Das Angebot des Flughafens nehmen die Anwesenden dankend an. Manche von ihnen haben eine weitere Anreise auf sich genommen, kommen zum Beispiel aus Essen oder Mönchengladbach. Der Flughafen Düsseldorf ist als Alternative nicht allzu beliebt: Zu nah an der Stadt gelegen und vermutlich nicht ganz so gastfreundlich, heißt es zumindest von der Ruhrpott-Fraktion. Allerdings sollen auch dort Hunde gesichtet worden sein, ebenso wie in Hannover und an weiteren Flughäfen im Land. Zurück nach Köln, wo sich die Hotels in der Nähe über die ungewöhnliche Kundschaft ebenso freuen dürften wie der durchgehend geöffnete Dönerladen (von Lukas Podolski) im Terminal 2. Pommes-Ketchup-Majo und Cola sind für Birgit und mich mit Blick in die leere Tasche jedenfalls eine willkommene Option. Gesprächsthemen Nummer eins sind, wie sollte es anders sein, Böller und Feuerwerk. Verbieten? "Unbedingt", finden einige. Andere würden soweit nicht gehen. Aber: Wenn schon Krach, dann doch bitte nur in der Silvesternacht – und vielleicht auch nur an zentralen Plätzen in den Städten. So hätten die Tiere eine faire Chance, dem Drama zu entkommen.

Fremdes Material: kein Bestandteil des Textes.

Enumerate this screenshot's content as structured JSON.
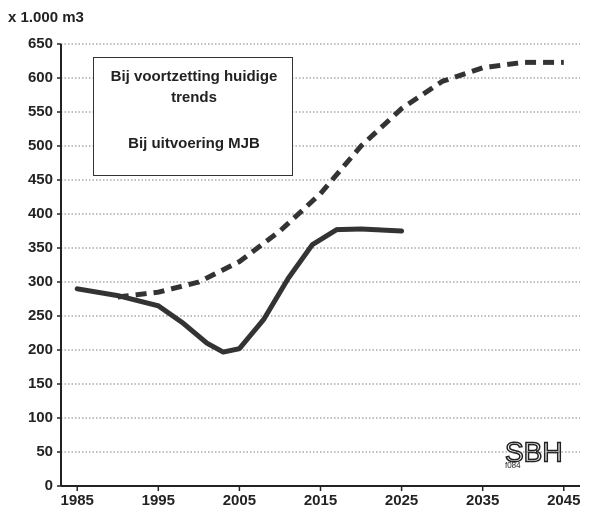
{
  "chart_data": {
    "type": "line",
    "y_label": "x 1.000 m3",
    "xlim": [
      1983,
      2047
    ],
    "xticks": [
      1985,
      1995,
      2005,
      2015,
      2025,
      2035,
      2045
    ],
    "ylim": [
      0,
      650
    ],
    "yticks": [
      0,
      50,
      100,
      150,
      200,
      250,
      300,
      350,
      400,
      450,
      500,
      550,
      600,
      650
    ],
    "grid": true,
    "series": [
      {
        "name": "Bij voortzetting huidige trends",
        "color": "#333333",
        "dash": false,
        "x": [
          1985,
          1990,
          1995,
          1998,
          2001,
          2003,
          2005,
          2008,
          2011,
          2014,
          2017,
          2020,
          2025
        ],
        "values": [
          290,
          280,
          265,
          240,
          210,
          197,
          202,
          245,
          305,
          355,
          377,
          378,
          375
        ]
      },
      {
        "name": "Bij uitvoering MJB",
        "color": "#333333",
        "dash": true,
        "x": [
          1990,
          1995,
          2000,
          2005,
          2010,
          2015,
          2020,
          2025,
          2030,
          2035,
          2040,
          2045
        ],
        "values": [
          278,
          285,
          300,
          330,
          375,
          430,
          500,
          555,
          595,
          615,
          623,
          623
        ]
      }
    ],
    "logo_code": "f084",
    "logo": "SBH"
  }
}
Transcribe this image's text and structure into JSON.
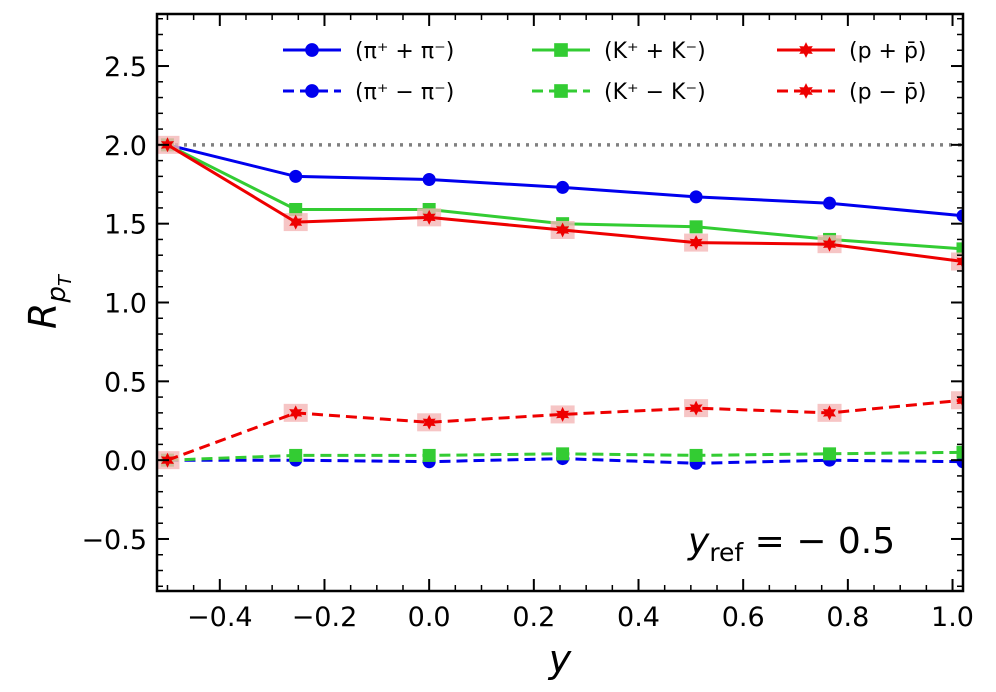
{
  "chart_data": {
    "type": "line",
    "title": "",
    "xlabel": "y",
    "ylabel_main": "R",
    "ylabel_sub": "p",
    "ylabel_subsub": "T",
    "xlim": [
      -0.52,
      1.02
    ],
    "ylim": [
      -0.83,
      2.83
    ],
    "x_ticks": [
      -0.4,
      -0.2,
      0.0,
      0.2,
      0.4,
      0.6,
      0.8,
      1.0
    ],
    "x_tick_labels": [
      "−0.4",
      "−0.2",
      "0.0",
      "0.2",
      "0.4",
      "0.6",
      "0.8",
      "1.0"
    ],
    "y_ticks": [
      -0.5,
      0.0,
      0.5,
      1.0,
      1.5,
      2.0,
      2.5
    ],
    "y_tick_labels": [
      "−0.5",
      "0.0",
      "0.5",
      "1.0",
      "1.5",
      "2.0",
      "2.5"
    ],
    "reference_line": {
      "y": 2.0,
      "style": "dotted",
      "color": "#808080"
    },
    "annotation": {
      "main": "y",
      "sub": "ref",
      "rest": " = − 0.5"
    },
    "legend_position": "top",
    "x": [
      -0.5,
      -0.255,
      0.0,
      0.255,
      0.51,
      0.765,
      1.02
    ],
    "series": [
      {
        "name": "(π⁺ + π⁻)",
        "color": "#0000ee",
        "linestyle": "solid",
        "marker": "circle",
        "values": [
          2.0,
          1.8,
          1.78,
          1.73,
          1.67,
          1.63,
          1.55
        ]
      },
      {
        "name": "(π⁺ − π⁻)",
        "color": "#0000ee",
        "linestyle": "dashed",
        "marker": "circle",
        "values": [
          0.0,
          0.0,
          -0.01,
          0.01,
          -0.02,
          0.0,
          -0.01
        ]
      },
      {
        "name": "(K⁺ + K⁻)",
        "color": "#33cc33",
        "linestyle": "solid",
        "marker": "square",
        "values": [
          2.0,
          1.59,
          1.59,
          1.5,
          1.48,
          1.4,
          1.34
        ]
      },
      {
        "name": "(K⁺ − K⁻)",
        "color": "#33cc33",
        "linestyle": "dashed",
        "marker": "square",
        "values": [
          0.0,
          0.03,
          0.03,
          0.04,
          0.03,
          0.04,
          0.05
        ]
      },
      {
        "name": "(p + p̄)",
        "color": "#ee0000",
        "linestyle": "solid",
        "marker": "star",
        "values": [
          2.0,
          1.51,
          1.54,
          1.46,
          1.38,
          1.37,
          1.26
        ]
      },
      {
        "name": "(p − p̄)",
        "color": "#ee0000",
        "linestyle": "dashed",
        "marker": "star",
        "values": [
          0.0,
          0.3,
          0.24,
          0.29,
          0.33,
          0.3,
          0.38
        ]
      }
    ]
  }
}
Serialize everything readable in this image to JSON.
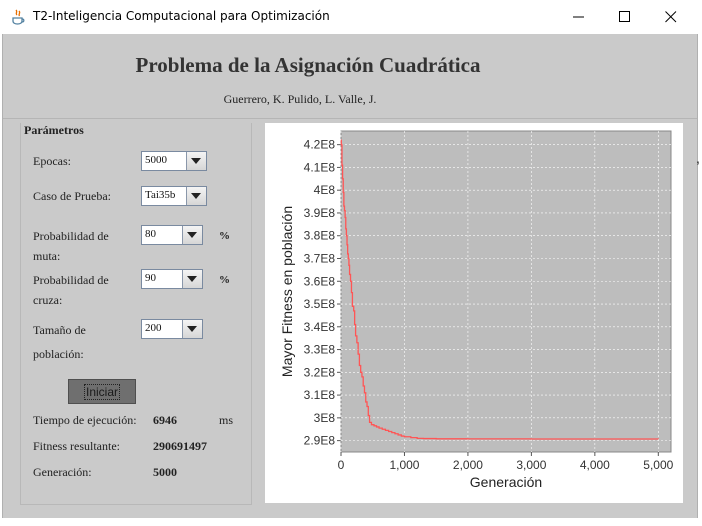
{
  "window": {
    "title": "T2-Inteligencia Computacional para Optimización",
    "controls": [
      "minimize",
      "maximize",
      "close"
    ]
  },
  "header": {
    "title": "Problema de la Asignación Cuadrática",
    "authors": "Guerrero, K. Pulido, L. Valle, J."
  },
  "params": {
    "section_title": "Parámetros",
    "epocas": {
      "label": "Epocas:",
      "value": "5000"
    },
    "caso": {
      "label": "Caso de Prueba:",
      "value": "Tai35b"
    },
    "mutacion": {
      "label_line1": "Probabilidad de",
      "label_line2": "muta:",
      "value": "80",
      "unit": "%"
    },
    "cruza": {
      "label_line1": "Probabilidad de",
      "label_line2": "cruza:",
      "value": "90",
      "unit": "%"
    },
    "poblacion": {
      "label_line1": "Tamaño de",
      "label_line2": "población:",
      "value": "200"
    },
    "start_button": "Iniciar"
  },
  "results": {
    "tiempo": {
      "label": "Tiempo de ejecución:",
      "value": "6946",
      "unit": "ms"
    },
    "fitness": {
      "label": "Fitness resultante:",
      "value": "290691497"
    },
    "generacion": {
      "label": "Generación:",
      "value": "5000"
    }
  },
  "chart_data": {
    "type": "line",
    "xlabel": "Generación",
    "ylabel": "Mayor Fitness en población",
    "xlim": [
      0,
      5200
    ],
    "ylim": [
      285000000,
      426000000
    ],
    "x_ticks": [
      "0",
      "1,000",
      "2,000",
      "3,000",
      "4,000",
      "5,000"
    ],
    "x_tick_values": [
      0,
      1000,
      2000,
      3000,
      4000,
      5000
    ],
    "y_ticks": [
      "2.9E8",
      "3E8",
      "3.1E8",
      "3.2E8",
      "3.3E8",
      "3.4E8",
      "3.5E8",
      "3.6E8",
      "3.7E8",
      "3.8E8",
      "3.9E8",
      "4E8",
      "4.1E8",
      "4.2E8"
    ],
    "y_tick_values": [
      290000000,
      300000000,
      310000000,
      320000000,
      330000000,
      340000000,
      350000000,
      360000000,
      370000000,
      380000000,
      390000000,
      400000000,
      410000000,
      420000000
    ],
    "grid": true,
    "line_color": "#ff5555",
    "background_color": "#bdbdbd",
    "series": [
      {
        "x": [
          0,
          5,
          15,
          25,
          35,
          45,
          55,
          65,
          75,
          85,
          95,
          105,
          115,
          125,
          135,
          150,
          165,
          180,
          200,
          215,
          230,
          250,
          270,
          290,
          310,
          330,
          350,
          370,
          390,
          410,
          430,
          450,
          480,
          520,
          560,
          600,
          650,
          700,
          750,
          800,
          850,
          900,
          950,
          1000,
          1100,
          1200,
          1300,
          1500,
          2000,
          3000,
          4000,
          5000
        ],
        "y": [
          422000000,
          420000000,
          411000000,
          405000000,
          399000000,
          393000000,
          391000000,
          388000000,
          383000000,
          380000000,
          376000000,
          372000000,
          370000000,
          367000000,
          363000000,
          360000000,
          355000000,
          349000000,
          347000000,
          341000000,
          336000000,
          333000000,
          328000000,
          323000000,
          320000000,
          318000000,
          314000000,
          311000000,
          307000000,
          305000000,
          301000000,
          298000000,
          297000000,
          296500000,
          296000000,
          295500000,
          295000000,
          294500000,
          294000000,
          293500000,
          293000000,
          292500000,
          292000000,
          291700000,
          291300000,
          291000000,
          290900000,
          290800000,
          290750000,
          290720000,
          290700000,
          290691497
        ]
      }
    ]
  }
}
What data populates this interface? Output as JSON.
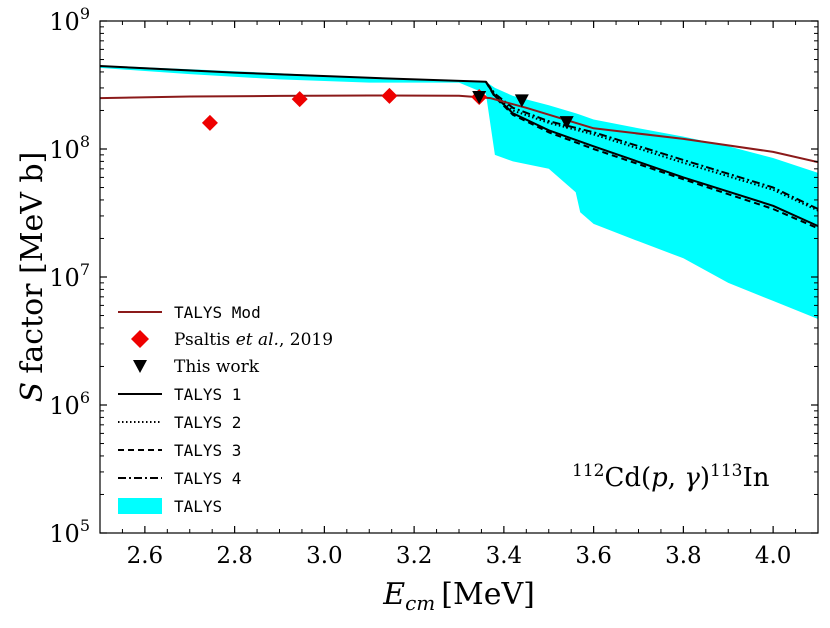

Leiser Start ins Jahr 2025
Der eigentliche Jahreswechsel vollzieht sich unspektakulär, wird fast zur Nebensache, ganz ohne Countdown. "Prost Neujahr" und "Gutes Neues" tönt es hier und da. Einige stoßen leise mit Sekt aus der Kühltasche an. Telefonate mit den Liebsten werden geführt, Nachrichten geschrieben. In weiter Ferne leuchtet das Feuerwerk über dem Kölner Nachthimmel, zu hören ist davon nichts. Kurz nach Mitternacht ertönt eine Lautsprecherdurchsage, in der die Hundehalter noch einmal willkommen geheißen werden.
Für uns endet diese denkwürdige Nacht zu fortgeschrittener Stunde so wie sie begonnen hat: Mit einem 20-Kilo-Hund auf dem Arm auf dem Weg zum Parkhaus 3 – noch immer verstört durch die letzten Böller dieser Nacht in der Ferne.